# Newbury Show Ticket Problem



## davidmahar (May 26, 2005)

Hi All,

I have a sense of deja vu

The tickets have turned up today (hooray)

The tickets have put me with MCC (boo)

The office is only open Monday to Friday so can't do anything till Monday

Best check your tickets and make sure you are with the right club

LadyJ, maybe you could shout at Warners and tell them to stop making the same mistakes (people are supposed to learn from experience)

Regards David (& Ellen)


----------



## carolgavin (May 9, 2005)

davidmahar said:


> Hi All,
> 
> I have a sense of deja vu
> 
> ...


Hi and thanks for the warning. Most of the rally staff are at Peterborough this weekend, so will probably not be able to respond to your post.
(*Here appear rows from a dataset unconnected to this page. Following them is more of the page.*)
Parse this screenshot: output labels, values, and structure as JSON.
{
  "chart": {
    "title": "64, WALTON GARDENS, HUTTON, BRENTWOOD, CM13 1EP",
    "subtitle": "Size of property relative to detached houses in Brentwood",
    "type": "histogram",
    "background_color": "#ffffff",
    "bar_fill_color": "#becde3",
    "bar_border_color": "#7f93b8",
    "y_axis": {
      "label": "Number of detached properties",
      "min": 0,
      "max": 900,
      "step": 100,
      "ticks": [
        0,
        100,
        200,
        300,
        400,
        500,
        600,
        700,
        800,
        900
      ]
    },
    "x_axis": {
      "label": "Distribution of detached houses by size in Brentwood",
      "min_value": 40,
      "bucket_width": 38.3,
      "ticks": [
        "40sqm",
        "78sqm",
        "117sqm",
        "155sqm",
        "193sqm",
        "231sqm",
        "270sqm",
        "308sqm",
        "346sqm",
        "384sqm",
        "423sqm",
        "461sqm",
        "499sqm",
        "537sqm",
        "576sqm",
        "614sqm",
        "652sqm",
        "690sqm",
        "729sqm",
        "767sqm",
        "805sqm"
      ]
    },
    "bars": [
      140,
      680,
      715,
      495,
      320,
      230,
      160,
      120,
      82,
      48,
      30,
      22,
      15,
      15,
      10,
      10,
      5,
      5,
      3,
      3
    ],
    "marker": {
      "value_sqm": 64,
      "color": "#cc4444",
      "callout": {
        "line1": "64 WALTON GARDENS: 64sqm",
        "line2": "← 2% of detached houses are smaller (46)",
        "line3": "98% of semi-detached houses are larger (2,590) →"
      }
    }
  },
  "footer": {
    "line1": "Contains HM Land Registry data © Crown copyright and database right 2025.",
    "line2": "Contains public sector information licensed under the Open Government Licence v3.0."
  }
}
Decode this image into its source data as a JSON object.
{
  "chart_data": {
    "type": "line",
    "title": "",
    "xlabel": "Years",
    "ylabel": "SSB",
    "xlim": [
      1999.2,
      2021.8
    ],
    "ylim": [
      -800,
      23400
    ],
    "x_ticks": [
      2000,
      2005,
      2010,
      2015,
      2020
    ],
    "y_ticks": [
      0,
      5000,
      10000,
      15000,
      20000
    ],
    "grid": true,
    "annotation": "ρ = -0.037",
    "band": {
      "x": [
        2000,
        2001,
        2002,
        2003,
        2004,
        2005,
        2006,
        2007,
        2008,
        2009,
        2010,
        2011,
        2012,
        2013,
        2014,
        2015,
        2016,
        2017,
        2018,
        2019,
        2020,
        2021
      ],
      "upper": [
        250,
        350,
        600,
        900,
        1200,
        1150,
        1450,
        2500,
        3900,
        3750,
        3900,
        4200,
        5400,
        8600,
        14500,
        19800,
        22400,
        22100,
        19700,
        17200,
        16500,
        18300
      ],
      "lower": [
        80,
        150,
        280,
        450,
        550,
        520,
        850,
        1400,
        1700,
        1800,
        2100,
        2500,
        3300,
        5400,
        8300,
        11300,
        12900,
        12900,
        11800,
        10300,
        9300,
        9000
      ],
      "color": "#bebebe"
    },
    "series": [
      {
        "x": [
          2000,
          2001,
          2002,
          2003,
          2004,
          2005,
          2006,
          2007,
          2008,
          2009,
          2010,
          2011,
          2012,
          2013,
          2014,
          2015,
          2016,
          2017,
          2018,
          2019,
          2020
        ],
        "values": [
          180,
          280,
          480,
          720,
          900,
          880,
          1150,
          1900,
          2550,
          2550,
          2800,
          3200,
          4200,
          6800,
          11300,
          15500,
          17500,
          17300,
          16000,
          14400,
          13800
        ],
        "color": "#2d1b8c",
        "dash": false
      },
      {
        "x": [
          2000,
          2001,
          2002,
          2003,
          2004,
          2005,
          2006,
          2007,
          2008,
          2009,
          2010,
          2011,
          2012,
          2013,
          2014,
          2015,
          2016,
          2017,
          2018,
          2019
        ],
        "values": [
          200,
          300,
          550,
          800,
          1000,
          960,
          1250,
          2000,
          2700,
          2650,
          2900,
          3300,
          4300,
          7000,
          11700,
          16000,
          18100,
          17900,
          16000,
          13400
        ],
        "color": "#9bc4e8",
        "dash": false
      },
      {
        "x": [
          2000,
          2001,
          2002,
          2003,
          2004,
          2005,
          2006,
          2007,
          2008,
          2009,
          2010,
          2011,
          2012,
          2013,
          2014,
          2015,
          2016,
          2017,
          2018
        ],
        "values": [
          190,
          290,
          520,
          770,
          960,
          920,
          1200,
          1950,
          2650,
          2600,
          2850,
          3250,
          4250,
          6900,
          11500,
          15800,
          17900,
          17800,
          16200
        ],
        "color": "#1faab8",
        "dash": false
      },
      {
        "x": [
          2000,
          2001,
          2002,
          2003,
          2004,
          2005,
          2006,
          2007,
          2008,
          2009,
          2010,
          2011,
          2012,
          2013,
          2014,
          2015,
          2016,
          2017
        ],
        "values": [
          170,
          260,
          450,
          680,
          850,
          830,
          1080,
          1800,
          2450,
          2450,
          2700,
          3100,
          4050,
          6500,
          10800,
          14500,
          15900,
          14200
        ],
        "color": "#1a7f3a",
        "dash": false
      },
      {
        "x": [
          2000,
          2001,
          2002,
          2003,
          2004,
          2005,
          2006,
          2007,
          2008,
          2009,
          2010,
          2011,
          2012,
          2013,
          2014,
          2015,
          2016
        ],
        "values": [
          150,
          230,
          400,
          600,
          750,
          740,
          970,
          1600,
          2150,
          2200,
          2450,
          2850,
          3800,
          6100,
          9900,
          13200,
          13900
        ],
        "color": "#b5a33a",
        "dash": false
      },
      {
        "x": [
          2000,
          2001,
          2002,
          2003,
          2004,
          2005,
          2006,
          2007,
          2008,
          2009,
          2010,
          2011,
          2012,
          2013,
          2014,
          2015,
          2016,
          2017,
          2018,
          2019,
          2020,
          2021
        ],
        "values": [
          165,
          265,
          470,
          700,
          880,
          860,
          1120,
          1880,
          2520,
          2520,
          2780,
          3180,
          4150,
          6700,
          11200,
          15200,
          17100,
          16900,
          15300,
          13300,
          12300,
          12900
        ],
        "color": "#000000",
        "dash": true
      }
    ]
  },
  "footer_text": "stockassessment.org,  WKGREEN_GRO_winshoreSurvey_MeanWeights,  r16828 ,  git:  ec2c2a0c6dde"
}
I have the feeling though from other threads that this kinda thing happens quite often.


----------



## LadyJ (May 9, 2005)

HI David

I would ring them on Monday or Tuesday do you have motorhomefacts on you booking confirmation? if so then they should change them ok


Jacquie


----------



## davidmahar (May 26, 2005)

Hi All,

A bit of an update

Warners insist that I booked with MCC which I know that I did not, they say that I can change to Motorhomefacts.com on payment of £10 (which I am not prepared to do), my real error in this is that I did not check the confirmation e-mail where I would have noticed MCC as my club (you stupid boy Pike)

This problem occurred previously (hence the deja vu) 2 years ago I think where lots of Motorhomefacts.com members bookings got screwed up and allocated into MCC and LadyJ sorted it out

LadyJ, as I am not going to be with you then your space allocation will be reduced by Warners but I will try to join in your/our fun

MCC, I am not a member of your club but you will find me among you with my Motorhomefacts.com pennant

Regards David (& Ellen)


----------



## LadyJ (May 9, 2005)

Hi David

I have sent you a pm


Jacquie


----------